Amid the second wave of Coronavirus in the country, it is suicidal for people to rush back to their ancestral homes for the Eid holidays, warned Health and Family Welfare minister, Zahid Maleque, on Monday.
"The way people are flocking at the ferry terminals avoiding all health regulations is a suicidal decision," the minister said, attending a virtual meeting with divisional officials of the ministry.
Every day thousands of people are losing their lives in the neighbouring country of India due to a new variant of Covid-19, Maleque said, adding that this has also spread to Nepal and is wreaking havoc.
The new variant was also found in Bangladesh recently he said. "People of rural areas will be infected massively if people headed home continue to leave the capital in huge crowds."
People in towns are commuting carelessly. They are travelling in overcrowded vehicles and flocking to shopping malls in the big divisional cities, including Dhaka.
If it continues like this, a dangerous situation like India and Nepal may happen in the country after Eid, said the minister. Therefore, concerned officials in charge of each border area have to work hard. All people, including families of people coming from India in border areas, must be tested for Covid infection, quickly and mandatorily.
Emergency measures must be taken to prevent vehicles from crossing the border into their respective districts, he added.
The health minister also gave directives to ensure the quarantine of driver-helpers arriving from India.

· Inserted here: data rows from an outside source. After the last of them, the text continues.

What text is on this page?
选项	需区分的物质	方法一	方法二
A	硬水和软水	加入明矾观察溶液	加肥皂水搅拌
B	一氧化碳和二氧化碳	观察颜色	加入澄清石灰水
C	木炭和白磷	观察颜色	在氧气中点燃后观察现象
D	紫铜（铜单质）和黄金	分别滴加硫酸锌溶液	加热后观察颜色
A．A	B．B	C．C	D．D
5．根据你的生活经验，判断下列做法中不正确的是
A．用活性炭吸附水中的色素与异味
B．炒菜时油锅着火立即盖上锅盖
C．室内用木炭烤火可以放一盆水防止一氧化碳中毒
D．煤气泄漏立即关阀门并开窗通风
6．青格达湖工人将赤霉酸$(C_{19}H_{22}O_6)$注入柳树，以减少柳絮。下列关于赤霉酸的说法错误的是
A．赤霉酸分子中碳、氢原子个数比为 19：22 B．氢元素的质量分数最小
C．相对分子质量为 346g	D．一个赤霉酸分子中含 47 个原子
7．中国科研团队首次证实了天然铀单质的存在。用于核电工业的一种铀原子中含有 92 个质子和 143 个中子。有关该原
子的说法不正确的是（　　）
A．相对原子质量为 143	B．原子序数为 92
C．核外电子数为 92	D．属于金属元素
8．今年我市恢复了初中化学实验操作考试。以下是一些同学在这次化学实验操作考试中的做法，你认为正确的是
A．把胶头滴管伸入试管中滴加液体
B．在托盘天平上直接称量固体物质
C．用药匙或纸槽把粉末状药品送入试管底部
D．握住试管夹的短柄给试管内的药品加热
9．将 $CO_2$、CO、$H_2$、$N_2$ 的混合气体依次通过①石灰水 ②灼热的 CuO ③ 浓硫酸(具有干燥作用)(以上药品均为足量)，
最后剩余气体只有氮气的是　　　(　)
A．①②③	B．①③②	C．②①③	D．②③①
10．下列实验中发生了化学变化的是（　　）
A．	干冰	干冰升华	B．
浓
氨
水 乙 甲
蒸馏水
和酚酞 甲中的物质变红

During the meeting, the health minister gave directions to the divisional commissioners, range DIG, deputy commissioners, superintendent of police, civil surgeon and other concerned officials of four divisions -- Rangpur, Sylhet, Khulna, and Chittagong, on what to do to curb the new Indian variant. He also listened to their opinions in this regard.
The alarming Coronavirus transmission surge in the country may get worse after Eid-ul-Fitr, warned Directorate General of Health Services (DGHS) spokesman, Nazmul Islam, on Sunday.
Eid-ul-Fitr, the largest religious festival in the country is likely to be celebrated after four days.
However, the situation is different since last year as the global coronavirus pandemic continues to rattle the world, specially countries in South Asia of late.
Earlier, the government enforced the lockdown from April 6, which was later extended in several phases in the face of a surge in Covid-19 infections in the country.
Most recently, the lockdown was extended until 16 May as the second pandemic wave hit the country.